Advertisement

GCHQ spy chief: We must engage business to harness cyber talent for future

Britain's Queen Elizabeth visits Watergate House to mark the centenary of the GCHQ in London

By Guy Faulconbridge and Jack Stubbs

LONDON (Reuters) - The head of Britain's GCHQ eavesdropping agency said on Wednesday it was seeking to engage more with business to harness top cyber talent behind programmes to accelerate world-class technology.

"We have a whole range of accelerator programmes...and we're looking to do much more of that," Jeremy Fleming told the Atlantic Future Forum. "Defence becomes: how good are we at looking after our emerging technologies?

"We are trying to create ecosystems that bring in academia. They encompass start-ups, they bring venture capital, they bring business expertise and from time to time they also bring deep technical covert knowledge from GCHQ," Fleming said.

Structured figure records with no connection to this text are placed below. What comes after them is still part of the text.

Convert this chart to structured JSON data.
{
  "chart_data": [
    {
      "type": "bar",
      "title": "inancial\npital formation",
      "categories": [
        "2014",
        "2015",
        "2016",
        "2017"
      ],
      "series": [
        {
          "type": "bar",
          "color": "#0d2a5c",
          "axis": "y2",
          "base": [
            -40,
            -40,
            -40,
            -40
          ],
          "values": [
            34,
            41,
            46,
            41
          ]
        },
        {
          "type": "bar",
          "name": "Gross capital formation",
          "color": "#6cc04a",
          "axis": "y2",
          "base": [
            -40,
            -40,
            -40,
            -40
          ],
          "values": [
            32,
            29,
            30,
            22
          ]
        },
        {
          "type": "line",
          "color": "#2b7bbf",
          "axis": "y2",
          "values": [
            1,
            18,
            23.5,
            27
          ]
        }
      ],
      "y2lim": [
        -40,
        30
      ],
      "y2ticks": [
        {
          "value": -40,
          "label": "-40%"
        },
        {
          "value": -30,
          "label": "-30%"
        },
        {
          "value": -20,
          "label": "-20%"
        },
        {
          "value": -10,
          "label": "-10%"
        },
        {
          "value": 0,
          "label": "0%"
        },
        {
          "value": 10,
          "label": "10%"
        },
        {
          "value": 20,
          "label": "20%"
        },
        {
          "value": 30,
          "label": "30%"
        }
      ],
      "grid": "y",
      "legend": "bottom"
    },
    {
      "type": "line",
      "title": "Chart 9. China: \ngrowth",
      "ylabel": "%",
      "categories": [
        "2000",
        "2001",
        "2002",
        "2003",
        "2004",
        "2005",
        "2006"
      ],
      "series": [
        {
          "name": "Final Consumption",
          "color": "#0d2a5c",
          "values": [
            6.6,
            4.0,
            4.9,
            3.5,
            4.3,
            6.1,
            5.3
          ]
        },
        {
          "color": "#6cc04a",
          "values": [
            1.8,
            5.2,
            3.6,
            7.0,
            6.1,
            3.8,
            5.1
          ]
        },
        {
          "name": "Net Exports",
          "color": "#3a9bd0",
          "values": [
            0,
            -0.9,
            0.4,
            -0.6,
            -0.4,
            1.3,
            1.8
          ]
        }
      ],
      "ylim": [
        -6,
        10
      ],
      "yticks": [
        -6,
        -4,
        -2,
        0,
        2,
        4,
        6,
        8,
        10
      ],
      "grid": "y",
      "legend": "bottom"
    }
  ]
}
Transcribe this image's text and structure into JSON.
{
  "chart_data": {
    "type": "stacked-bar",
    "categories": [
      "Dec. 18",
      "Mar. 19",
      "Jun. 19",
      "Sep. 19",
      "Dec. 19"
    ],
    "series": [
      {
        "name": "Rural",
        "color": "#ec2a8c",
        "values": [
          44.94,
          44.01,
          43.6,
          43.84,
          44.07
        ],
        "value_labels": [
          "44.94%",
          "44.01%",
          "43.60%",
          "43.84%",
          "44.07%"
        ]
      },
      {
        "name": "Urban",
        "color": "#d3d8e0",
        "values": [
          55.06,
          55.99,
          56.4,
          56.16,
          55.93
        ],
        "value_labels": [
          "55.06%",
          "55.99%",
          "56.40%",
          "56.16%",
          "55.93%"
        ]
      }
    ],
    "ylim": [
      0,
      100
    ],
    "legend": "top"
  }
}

GCHQ is Britain’s main eavesdropping agency and has a close relationship with the U.S. National Security Agency as well as with the eavesdropping agencies of Australia, Canada and New Zealand in a consortium called “Five Eyes”.

Fleming, a former MI5 officer who has headed GCHQ since 2017, outlined a future heavily reliant on data and technology.

"We need to have a different debate with our publics, with our government, our parliament but also between allies on how we use that data and what privacy really means today," he said.

Fleming said his organisation was not diverse enough, with far too few people from ethnic minorities, adding, "I'm interested in attracting a different set of minds."

Asked what kept him awake at night, Fleming said one of his top concerns was that the security and defence services were able to organise themselves quickly enough to defend against the full range of modern security threats.

"I do worry that we are coming together quickly enough to produce the institutions, the global alliances that are going to take on the mantle from the (post-war) Bretton Woods system and really see us into this digital and technology age."

Fleming had a warning for adversaries.

"If you seek to use cyberspace as a place where you are going to...promote your values or try and degrade our interests, then we will be there to compete against you," he said.